This question is about Lemma 1 of Online convex optimization in the bandit setting: gradient descent without a gradient. This lemma can be stated as:
Let $a\mathbb{B} := \{ x \in \mathbb{R}^d \ | \ \|x\|\leq a \}$ and $a\mathbb{S} := \{ x \in \mathbb{R}^d \ | \ \|x\|=a \}$. Then, for some constant $\delta>0$, $$ \mathbf{E}_{u\in 1\mathbb{S}}[f(x+\delta u)u] = \frac{\delta}{d} \nabla (\mathbf{E}_{v\in 1\mathbb{B}}[f(x+\delta v)]). $$
First, for the $d=1$, I understand that we have $$ \mathbf{E}_{u\in 1\mathbb{S}}[f(x+\delta u)u] = \frac{1}{2}f(x+\delta) - \frac{1}{2}f(x-\delta) $$ and $$ \mathbf{E}_{v\in 1\mathbb{B}}[f(x+\delta v)] = \int_{-1}^1 f(x+\delta v) \frac{1}{2} \ dv = \frac{1}{2\delta} \int_{-\delta}^\delta f(x+w) \ dw = \frac{1}{2\delta} F(x+\delta) - \frac{1}{2\delta} F(x-\delta), $$ where $\frac{d}{dy} F(y) := f(y)$. However, in the paper they claim that $\frac{d}{dx} F(x+\delta) = f(x+\delta)$, which let us write $$ \mathbf{E}_{u\in 1\mathbb{S}}[f(x+\delta u)u] = \frac{1}{2}f(x+\delta) - \frac{1}{2}f(x-\delta) = \frac{d}{dx} \left(\frac{1}{2}F(x+\delta) - \frac{1}{2}F(x-\delta) \right) = \delta \mathbf{E}_{v\in 1\mathbb{B}}[f(x+\delta v)]. $$
- The first part of the question is: how can we conclude that $\frac{d}{dy} F(y) = f(y)$ implies $\frac{d}{dx} F(x+\delta) = f(x+\delta)$? Is is because $\delta$ is a constant? Or am I missing something?
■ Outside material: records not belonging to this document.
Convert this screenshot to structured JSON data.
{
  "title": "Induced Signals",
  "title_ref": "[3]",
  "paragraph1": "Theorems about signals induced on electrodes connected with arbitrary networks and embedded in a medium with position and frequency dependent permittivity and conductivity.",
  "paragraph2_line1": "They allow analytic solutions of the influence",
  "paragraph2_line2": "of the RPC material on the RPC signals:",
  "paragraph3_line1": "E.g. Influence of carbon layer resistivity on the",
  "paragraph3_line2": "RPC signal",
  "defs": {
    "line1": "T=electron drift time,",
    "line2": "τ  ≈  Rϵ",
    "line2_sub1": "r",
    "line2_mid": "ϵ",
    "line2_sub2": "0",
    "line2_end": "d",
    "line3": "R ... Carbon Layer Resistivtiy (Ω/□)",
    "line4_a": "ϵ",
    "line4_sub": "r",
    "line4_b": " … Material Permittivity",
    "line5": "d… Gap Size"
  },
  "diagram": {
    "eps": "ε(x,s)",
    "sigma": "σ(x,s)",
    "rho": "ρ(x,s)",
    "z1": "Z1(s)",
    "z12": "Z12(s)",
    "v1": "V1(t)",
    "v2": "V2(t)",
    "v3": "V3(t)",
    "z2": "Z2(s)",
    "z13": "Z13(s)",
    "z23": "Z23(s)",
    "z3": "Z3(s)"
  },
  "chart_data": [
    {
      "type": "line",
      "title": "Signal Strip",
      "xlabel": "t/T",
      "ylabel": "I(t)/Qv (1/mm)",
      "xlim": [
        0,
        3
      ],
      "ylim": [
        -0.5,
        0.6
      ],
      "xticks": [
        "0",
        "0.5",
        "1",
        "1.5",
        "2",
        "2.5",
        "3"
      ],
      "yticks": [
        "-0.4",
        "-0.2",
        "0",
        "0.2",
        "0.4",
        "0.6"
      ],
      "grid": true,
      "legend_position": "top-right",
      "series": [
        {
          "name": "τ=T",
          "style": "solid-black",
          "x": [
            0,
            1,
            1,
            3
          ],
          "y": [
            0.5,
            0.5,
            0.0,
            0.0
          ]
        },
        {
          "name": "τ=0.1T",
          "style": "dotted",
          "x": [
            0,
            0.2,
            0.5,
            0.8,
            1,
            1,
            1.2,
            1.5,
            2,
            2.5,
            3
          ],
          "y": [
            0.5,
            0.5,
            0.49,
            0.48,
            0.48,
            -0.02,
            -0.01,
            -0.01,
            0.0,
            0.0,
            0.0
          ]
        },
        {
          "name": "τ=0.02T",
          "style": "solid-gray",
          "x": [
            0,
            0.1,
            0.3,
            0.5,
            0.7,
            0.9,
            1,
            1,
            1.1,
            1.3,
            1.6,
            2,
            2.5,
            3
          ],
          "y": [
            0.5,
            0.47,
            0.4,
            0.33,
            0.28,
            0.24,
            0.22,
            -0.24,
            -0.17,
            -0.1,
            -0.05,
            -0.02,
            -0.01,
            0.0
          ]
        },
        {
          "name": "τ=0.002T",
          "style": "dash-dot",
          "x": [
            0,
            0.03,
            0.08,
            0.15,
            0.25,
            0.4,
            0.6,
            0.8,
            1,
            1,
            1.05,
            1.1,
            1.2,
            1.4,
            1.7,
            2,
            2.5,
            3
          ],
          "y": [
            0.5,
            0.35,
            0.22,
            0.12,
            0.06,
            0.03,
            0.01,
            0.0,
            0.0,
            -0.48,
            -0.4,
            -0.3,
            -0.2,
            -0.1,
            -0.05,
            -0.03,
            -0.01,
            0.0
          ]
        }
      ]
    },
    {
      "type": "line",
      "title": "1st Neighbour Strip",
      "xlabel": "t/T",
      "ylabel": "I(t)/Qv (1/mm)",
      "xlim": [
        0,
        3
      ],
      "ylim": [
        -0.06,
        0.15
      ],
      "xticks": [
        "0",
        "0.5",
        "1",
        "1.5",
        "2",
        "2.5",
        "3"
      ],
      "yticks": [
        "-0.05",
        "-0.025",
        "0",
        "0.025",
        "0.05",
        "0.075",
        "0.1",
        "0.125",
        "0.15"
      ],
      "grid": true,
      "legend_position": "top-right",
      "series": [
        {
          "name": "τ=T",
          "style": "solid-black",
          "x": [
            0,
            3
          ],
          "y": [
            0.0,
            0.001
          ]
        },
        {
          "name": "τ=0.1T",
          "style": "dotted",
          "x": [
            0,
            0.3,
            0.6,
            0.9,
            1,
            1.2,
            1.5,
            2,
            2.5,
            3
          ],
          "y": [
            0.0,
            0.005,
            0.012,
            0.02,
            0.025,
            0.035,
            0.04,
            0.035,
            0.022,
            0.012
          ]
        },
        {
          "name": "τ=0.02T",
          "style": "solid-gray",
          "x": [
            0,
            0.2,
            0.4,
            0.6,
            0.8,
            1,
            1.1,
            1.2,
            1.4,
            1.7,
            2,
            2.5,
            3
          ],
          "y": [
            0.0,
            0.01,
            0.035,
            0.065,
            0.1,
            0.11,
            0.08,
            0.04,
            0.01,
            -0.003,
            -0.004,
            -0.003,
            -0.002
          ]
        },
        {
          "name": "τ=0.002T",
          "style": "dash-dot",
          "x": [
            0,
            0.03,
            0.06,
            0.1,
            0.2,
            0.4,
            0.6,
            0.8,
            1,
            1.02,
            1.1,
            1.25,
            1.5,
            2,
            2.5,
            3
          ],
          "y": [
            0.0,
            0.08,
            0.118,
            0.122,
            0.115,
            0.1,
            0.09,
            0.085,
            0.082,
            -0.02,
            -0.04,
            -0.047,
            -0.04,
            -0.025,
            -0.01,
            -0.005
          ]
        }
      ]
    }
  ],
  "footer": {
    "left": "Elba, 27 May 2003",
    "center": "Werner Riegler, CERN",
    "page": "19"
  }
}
For the general $d$-dimensional case, the authors state that $$ \mathbf{E}_{v\in 1\mathbb{B}}[f(x+\delta v)] = \frac{\int_{\delta \mathbb{B}} f(x+v) \ dv}{\text{vol}_d (\delta \mathbb{B})} $$ and $$ \mathbf{E}_{u\in 1\mathbb{S}}[f(x+\delta u)u] = \frac{\int_{\delta \mathbb{S}} f(x+u) \frac{u}{\|u\|} \ du}{\text{vol}_{d-1} (\delta \mathbb{S})}. \tag{1} $$ Then, from Stoke's theorem, $$ \nabla \int_{\delta \mathbb{B}} f(x+v) \ dv = \int_{\delta \mathbb{S}} f(x+u) \frac{u}{\|u\|} \ du. \tag{2} $$ Combining these equations, we get $$ \text{vol}_d (\delta \mathbb{B}) \nabla \mathbf{E}_{v\in 1\mathbb{B}}[f(x+\delta v)] = \text{vol}_{d-1} (\delta \mathbb{S}) \mathbf{E}_{u\in 1\mathbb{S}}[f(x+\delta u)u]. $$ The lemma then follows from the fact that $\frac{\text{vol}_d (\delta \mathbb{B})}{\text{vol}_{d-1} (\delta \mathbb{S})} = \frac{\delta}{d}$.
- The second part of the question is: How do you arrive at Equation (1)? I assume $\text{vol}_{d-1} (\delta \mathbb{S})$ refers to the surface area of the $(d-1)$-dimensional ball, but I don't see how that pops up there. Moreover, how do you arrive at Equation (2) from Stoke's theorem?